SAMPIT – Ketua Fraksi Partai Kebangkitan Bangsa (PKB) Dewan Perwakilan Rakyat Daerah (DPRD) Kabupaten Kotawaringin Timur (Kotim) M Abadi berharap, adanya peningkatan peran strategis PPNS (Penyidik Pegawai Negeri Sipil) dalam penegakan peraturan daerah (Perda) di Kotim.
“Sesuai amanat Peraturan Pemerintah Nomor 16 Tahun 2018 tentang Satuan Polisi Pamong Praja, dalam Pasal 8 ayat (1) disebutkan bahwa dalam melaksanakan penegakan Perda Satpol PP bertindak selaku koordinator PPNS di lingkungan Pemerintah Daerah (Pemda),” ujar Abadi, Kamis 24 Juni 2021.
Menurut Abadi, pentingnya peningkatan peran strategis PPNS dalam penegakan Perda agar setiap perda yang ditetapkan bisa benar benar ada dan bermanfaat bagi masyarakat dan benar-benar bisa jadi acuan hukum yang berlaku.
“Mengingat bahwa kewenangan Pemda dalam membuat Perda berdasarkan Undang-Undang RI Nomor 12 Tahun 2011 tentang Pembentukan Perda Perundang-undangan,” tegasnya.
Dan kewenangan DPRD lanjutnya, dalam melakukan pengawasan berdasarkan UU Nomor 23 tahun 2014 klasifikasi urusan pemerintahan terdiri dari 3 urusan yakni urusan pemerintahan absolut, urusan pemerintahan konkuren, dan urusan pemerintahan umum.
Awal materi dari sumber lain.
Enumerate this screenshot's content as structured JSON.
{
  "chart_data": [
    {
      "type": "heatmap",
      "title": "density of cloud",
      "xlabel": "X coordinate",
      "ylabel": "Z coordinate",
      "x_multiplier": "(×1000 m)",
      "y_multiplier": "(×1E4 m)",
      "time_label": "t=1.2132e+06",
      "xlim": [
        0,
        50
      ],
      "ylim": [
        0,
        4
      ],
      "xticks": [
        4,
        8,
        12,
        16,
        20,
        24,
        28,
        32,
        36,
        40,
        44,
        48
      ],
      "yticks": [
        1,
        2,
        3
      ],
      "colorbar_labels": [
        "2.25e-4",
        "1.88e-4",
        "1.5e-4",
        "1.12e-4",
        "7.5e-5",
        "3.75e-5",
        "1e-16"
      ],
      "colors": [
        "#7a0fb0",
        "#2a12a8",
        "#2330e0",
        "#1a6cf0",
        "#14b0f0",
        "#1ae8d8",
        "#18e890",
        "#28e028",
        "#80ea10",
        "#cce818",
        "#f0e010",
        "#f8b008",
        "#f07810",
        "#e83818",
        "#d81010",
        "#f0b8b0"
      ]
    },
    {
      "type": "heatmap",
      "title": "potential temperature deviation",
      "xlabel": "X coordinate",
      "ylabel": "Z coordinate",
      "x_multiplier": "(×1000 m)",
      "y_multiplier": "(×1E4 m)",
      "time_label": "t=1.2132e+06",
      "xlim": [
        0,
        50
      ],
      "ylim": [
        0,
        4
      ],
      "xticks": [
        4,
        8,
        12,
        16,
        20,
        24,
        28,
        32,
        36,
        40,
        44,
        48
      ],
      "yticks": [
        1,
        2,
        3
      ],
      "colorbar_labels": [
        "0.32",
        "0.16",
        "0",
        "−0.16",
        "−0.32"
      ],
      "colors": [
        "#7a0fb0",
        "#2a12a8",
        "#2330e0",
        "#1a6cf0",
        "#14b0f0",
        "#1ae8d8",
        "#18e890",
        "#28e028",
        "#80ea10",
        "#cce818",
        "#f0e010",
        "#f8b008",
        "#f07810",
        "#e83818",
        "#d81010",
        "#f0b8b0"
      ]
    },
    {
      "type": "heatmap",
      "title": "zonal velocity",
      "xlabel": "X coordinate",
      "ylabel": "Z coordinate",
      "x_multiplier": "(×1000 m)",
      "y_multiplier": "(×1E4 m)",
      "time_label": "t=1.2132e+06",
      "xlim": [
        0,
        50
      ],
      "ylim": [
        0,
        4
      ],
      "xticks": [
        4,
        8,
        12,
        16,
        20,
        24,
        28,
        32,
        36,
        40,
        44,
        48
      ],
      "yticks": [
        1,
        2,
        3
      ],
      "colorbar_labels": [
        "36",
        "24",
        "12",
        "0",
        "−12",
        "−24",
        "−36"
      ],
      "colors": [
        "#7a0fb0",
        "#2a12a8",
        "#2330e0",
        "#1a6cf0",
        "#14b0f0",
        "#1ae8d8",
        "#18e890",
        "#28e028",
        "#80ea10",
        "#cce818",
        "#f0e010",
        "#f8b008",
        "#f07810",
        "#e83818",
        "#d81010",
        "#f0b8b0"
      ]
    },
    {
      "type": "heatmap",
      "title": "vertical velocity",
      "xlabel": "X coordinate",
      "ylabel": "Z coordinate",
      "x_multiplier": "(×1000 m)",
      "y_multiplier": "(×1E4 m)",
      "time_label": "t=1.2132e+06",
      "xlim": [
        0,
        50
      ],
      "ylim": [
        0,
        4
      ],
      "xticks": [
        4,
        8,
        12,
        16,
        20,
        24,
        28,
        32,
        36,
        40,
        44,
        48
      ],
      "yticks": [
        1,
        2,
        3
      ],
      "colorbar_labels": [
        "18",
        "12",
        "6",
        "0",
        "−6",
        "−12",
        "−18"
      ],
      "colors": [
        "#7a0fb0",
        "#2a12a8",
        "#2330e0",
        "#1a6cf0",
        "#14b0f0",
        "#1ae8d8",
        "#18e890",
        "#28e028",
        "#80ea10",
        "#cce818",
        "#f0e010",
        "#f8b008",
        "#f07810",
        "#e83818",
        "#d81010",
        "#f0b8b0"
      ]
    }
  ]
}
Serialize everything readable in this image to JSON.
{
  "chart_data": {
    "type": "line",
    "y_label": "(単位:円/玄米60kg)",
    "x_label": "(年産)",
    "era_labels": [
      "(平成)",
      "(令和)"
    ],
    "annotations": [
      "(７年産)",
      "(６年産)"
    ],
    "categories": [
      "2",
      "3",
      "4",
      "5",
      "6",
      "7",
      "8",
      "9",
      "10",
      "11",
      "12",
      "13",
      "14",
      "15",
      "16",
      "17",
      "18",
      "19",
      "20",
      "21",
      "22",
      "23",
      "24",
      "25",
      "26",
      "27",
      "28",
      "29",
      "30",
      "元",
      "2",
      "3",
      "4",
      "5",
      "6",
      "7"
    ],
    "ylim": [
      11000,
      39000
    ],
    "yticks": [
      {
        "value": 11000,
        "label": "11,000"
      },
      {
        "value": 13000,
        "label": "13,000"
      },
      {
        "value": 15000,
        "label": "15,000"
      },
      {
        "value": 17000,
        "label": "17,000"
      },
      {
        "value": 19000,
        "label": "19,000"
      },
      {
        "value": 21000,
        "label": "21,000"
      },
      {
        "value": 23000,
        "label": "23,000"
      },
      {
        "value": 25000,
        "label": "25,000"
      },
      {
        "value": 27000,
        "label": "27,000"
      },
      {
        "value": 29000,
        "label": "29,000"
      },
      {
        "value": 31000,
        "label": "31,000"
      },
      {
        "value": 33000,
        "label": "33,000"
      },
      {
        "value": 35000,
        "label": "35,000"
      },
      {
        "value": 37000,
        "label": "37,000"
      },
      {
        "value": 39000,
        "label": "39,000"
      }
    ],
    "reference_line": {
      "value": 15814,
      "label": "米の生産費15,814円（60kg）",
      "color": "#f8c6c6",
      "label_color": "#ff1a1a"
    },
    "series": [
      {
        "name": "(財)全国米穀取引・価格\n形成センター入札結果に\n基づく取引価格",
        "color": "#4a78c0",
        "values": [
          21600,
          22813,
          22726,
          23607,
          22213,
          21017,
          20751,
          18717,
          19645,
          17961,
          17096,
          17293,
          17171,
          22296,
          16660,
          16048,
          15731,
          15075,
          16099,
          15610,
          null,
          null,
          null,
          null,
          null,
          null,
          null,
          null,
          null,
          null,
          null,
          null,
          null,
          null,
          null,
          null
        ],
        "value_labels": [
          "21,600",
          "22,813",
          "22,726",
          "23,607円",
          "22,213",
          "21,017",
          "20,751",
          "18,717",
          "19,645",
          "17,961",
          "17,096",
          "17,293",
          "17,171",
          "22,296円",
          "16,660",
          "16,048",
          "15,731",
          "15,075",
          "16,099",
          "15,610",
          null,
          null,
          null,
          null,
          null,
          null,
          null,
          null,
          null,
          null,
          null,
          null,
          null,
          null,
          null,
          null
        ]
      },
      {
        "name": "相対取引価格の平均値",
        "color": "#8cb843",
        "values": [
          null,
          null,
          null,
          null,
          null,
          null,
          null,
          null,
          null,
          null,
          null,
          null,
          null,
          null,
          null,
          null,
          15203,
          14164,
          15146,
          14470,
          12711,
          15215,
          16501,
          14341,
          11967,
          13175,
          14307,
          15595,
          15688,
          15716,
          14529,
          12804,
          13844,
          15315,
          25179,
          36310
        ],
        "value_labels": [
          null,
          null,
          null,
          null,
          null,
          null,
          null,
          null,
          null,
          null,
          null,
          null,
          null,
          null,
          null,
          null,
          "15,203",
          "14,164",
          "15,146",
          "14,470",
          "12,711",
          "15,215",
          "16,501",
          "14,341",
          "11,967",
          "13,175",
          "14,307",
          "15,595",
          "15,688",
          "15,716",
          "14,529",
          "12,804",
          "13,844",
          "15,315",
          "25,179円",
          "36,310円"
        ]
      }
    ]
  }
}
Urusan pemerintahan absolut adalah Urusan Pemerintahan yang sepenuhnya menjadi kewenangan Pemerintah Pusat.
Urusan pemerintahan konkuren adalah Urusan pemerintahan yang dibagi antara Pemerintah Pusat dan Daerah provinsi dan Daerah kabupaten/kota. Urusan pemerintahan umum adalah Urusan Pemerintahan yang menjadi kewenangan Presiden sebagai kepala pemerintahan.
Disebutkannya, mengingat apa yang dimaksud dengan perundang-undangan lain yang terkait dengan penyelenggaraan pemerintahan daerah kabupaten kota adalah seperti UU pangan, UU lingkungan hidup, UU perkoperasian, UU pertanahan, UU penanaman modal serta UU lainnya.
“Karena ini sangat penting kita pikirkan bersama baik eksekutif dan legislatif sehingga kantor satuan organisasi perangkat daerah di Kotim benar-benar bisa memberi manfaat untuk masyarakat,” tegasnya.
Dan yang tidak kalah pentingnya sebut Abadi, apalagi saat ini di Kotim terjadi permasalahan yang sangat menonjol berkaitan permasalahan pertanahan sehingga apabila eksekutif dan legislatif bersinergi dalam memperkuat peran pejabat PPNS, sehingga dapat meminimalisir permasalahan lahan.
Karena menurutnya, tidak mungkin hanya berharap kepada pihak penegak hukum dalam hal kepolisian sementara kita ketahui bersama bahwa pihak kepolisian tidak bisa leluasa dalam melakukan penyelesaian permasalahan berkaitan sengketa lahan karena terkendala belum maksimalnya aturan yang menjembatani jika hanya mengacu dengan UU RI Nomor 2 Tahun 2002 tentang Kepolisian Negara RI.
“Inilah yang perlu kita masyarakat sadari keterbatasan dari pihak kepolisian dalam membantu menyelesaikan permasalahan menyangkut dengan pertanahan, kita wajib membedakan antara sengketa tanah dan mafia tanah,” tandasnya.